Expert: Josh - 4/30/2004

Question
perfectly insulated container contains 70 g of water at 40 oc. A
small heater is immersed in the water and is connected to a 12 V
battery. An electric current of 13 A flows through the heating
element. The specific heat of water is water is 4.2 x 10+ to the
power of 3) J kg-1  oC(celcius) -1 and the latent heat of
vaporization is 2.6 x 10+ to the power of 6) J kg-1.

I need to know:
1.calculte the energy required for the water to reach boiling
temperature (100 degrees) ?

(2)calculate the energy required for the water to reach boiling
temperature?

(3)calculate the time taken for the water to reach boiling
temperature?

(4)calculate the energy to vaporize all the water?

(5)calculate the time taken to vaporize all the water?

all answers must assume that all the electrical energy is transferred
to heat the water, and the answers to two significant figures would
be appropiate.

any algebra equations to go along with the answers would be accepted
most gratefully, thankyou...

[Difficulty]
puuting it all into the right equations..

[Thoughts]
question 1, the power supplied, 13 A (AMPS)? X 70g of water ? = 910 J
kg -1 oC (CELCIUS)-1?

I CANT WRITE THE ALGEBRA IN, I HAVE NOT GOT THE SYMBOLS ON MY
PC>>>>>>>>


Answer
Hi Andrew,

I really appreciate that you explained your difficulties.
Okay, the specific heat tells us the amount of energy needed to raise the temperature of a substance by 1 degree celsius per unit mass.

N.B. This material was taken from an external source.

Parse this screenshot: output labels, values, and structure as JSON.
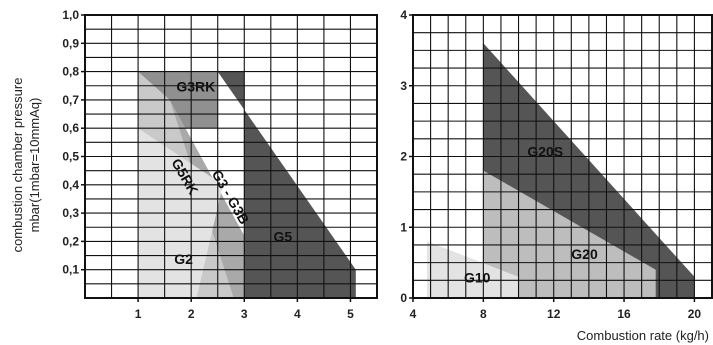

In this problem, we convert (transform) electrical energy into chemical energy.
The electrical power (meaning dissipated energy per unit time [J/sec]) is given by P=VI, where V is the electric potential (also called "voltage") and I stands for electric current, measured in [Ampere].
So, the battery supplies 12*13=156 J/s.

Write "k_water(aq)" for the specific heat of liquid water.
k_water(aq)=4.2x10^3 [J.K/kg]
Write "k_latent(water->steam)" for the latent heat of vaporization.
k_latent(water->steam)=2.6x10^6 [J/kg]

Let's measure temperature in Kevin [=celsius+273.15]
Temperature gradient, dT=T(target) - T(initial)=[373-(273+40)]=60 K

To bring a volume of water from 40 to 100 celsius, we need
E = {(m_water)*k_water(aq)*dT} / efficiency      [in Joules]

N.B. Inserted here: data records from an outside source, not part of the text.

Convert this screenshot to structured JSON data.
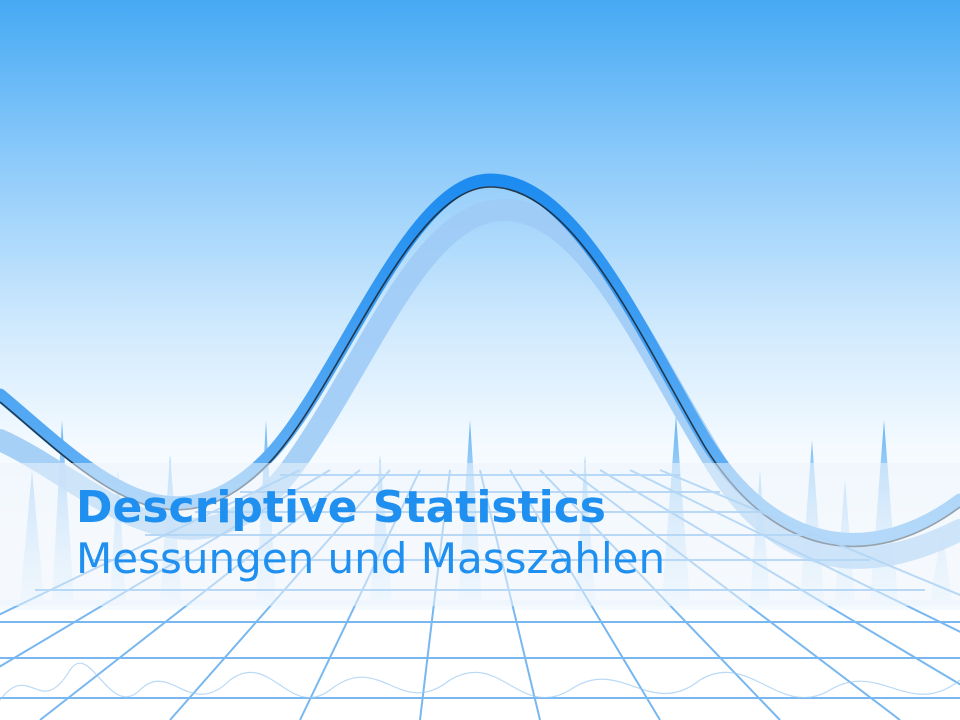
{
  "slide": {
    "title": "Descriptive Statistics",
    "subtitle": "Messungen und Masszahlen"
  },
  "colors": {
    "accent": "#1f8ff0",
    "sky_top": "#45a9f3",
    "grid": "#6ab0ee"
  },
  "decoration": {
    "background": "bell-curve-illustration",
    "elements": [
      "sky-gradient",
      "bell-curve-ribbon",
      "perspective-grid-floor",
      "waveform-spikes"
    ]
  }
}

where volume of water is "v_water"=70 cm^3 or 70 ml,
density of water "rho_water" is assumed to be 1.0 g/cm^3,
mass of water is given by "m_water"=(v_water)*(rho_water)=0.070 [kg].
under the ideal assumption, 100% energy conversion efficiency means "efficiency=1" and there is no loss of energy in the process.

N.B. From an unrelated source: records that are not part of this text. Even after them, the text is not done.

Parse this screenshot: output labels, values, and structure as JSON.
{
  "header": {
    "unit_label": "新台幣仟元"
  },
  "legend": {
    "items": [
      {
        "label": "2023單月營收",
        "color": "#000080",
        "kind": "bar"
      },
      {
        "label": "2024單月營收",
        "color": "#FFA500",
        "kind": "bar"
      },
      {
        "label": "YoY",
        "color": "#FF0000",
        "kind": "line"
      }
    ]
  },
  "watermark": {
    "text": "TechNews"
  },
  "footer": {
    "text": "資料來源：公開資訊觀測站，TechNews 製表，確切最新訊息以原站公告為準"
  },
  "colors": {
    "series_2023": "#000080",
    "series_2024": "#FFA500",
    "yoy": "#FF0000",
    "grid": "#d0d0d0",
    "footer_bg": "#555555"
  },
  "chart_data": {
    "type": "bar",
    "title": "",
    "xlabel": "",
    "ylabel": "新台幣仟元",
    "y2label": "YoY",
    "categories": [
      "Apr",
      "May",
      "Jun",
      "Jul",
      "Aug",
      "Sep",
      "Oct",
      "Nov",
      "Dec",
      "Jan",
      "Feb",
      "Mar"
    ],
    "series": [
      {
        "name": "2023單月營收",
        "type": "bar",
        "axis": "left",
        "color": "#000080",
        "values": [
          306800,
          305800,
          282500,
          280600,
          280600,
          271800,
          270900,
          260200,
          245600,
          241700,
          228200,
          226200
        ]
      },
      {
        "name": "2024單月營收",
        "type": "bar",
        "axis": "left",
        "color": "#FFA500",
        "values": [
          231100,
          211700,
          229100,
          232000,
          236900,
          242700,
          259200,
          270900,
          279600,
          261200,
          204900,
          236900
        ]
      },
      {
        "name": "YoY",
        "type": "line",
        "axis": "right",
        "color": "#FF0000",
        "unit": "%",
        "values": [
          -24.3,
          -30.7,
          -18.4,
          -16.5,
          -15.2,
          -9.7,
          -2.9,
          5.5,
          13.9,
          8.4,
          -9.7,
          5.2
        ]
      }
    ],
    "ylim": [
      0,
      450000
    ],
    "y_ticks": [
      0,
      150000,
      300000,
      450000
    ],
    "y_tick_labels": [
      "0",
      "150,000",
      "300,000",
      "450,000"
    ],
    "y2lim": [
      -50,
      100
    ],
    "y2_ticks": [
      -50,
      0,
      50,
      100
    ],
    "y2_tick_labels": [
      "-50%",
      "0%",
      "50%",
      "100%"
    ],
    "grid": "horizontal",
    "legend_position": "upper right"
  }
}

Ans 2: E = 0.070*4.2x10^3*60 = 1.7640x10^4 [Joules] (i.e., 1.8*10^4 to 2 sig.fig.)
Ans 3: Time taken to reach boiling pt. = E/(V*I) = 113.076...sec (you can round the answer yourself)
Ans 4: Need to supply a great deal of energy to overcome the inter-molecular force between the water molecules, to liberate them from one another.
E(aqueous-to-gaseous)= (m_water)*k_latent(water->steam) [Joules]
= 0.070 * 2.6x10^6 = 1.82x10^5 [Joules]
N.B. Same idea for sublimation in other problems (going from solid to gas).
Ans 5: same approach as part 3.

Note 1: Useful things to remember, if ever in doubt, check the dimensions of each parameter.
The units are there to help you.

eg., in part 2), the three quantities in the following equation,
E = (m_water)*k_water(aq)*dT
have the units, [kg], [J.K/kg], [K] respectively.
When they multiply together, common units cancel just like fractions. You're left with [J] in this case, which is a measure of energy.

Note 2: Some variations --
#If the electrical circuit in this problem consists of a resistor, R [Ohm], and a current I is passing through it.
The electrical power (energy/time) is given by P=(I^2)*R.

#If the electrical circuit connects a battery across a resistor, R,
then, it generates P=(V^2)/R [Joules/sec].

Cheers,
Josh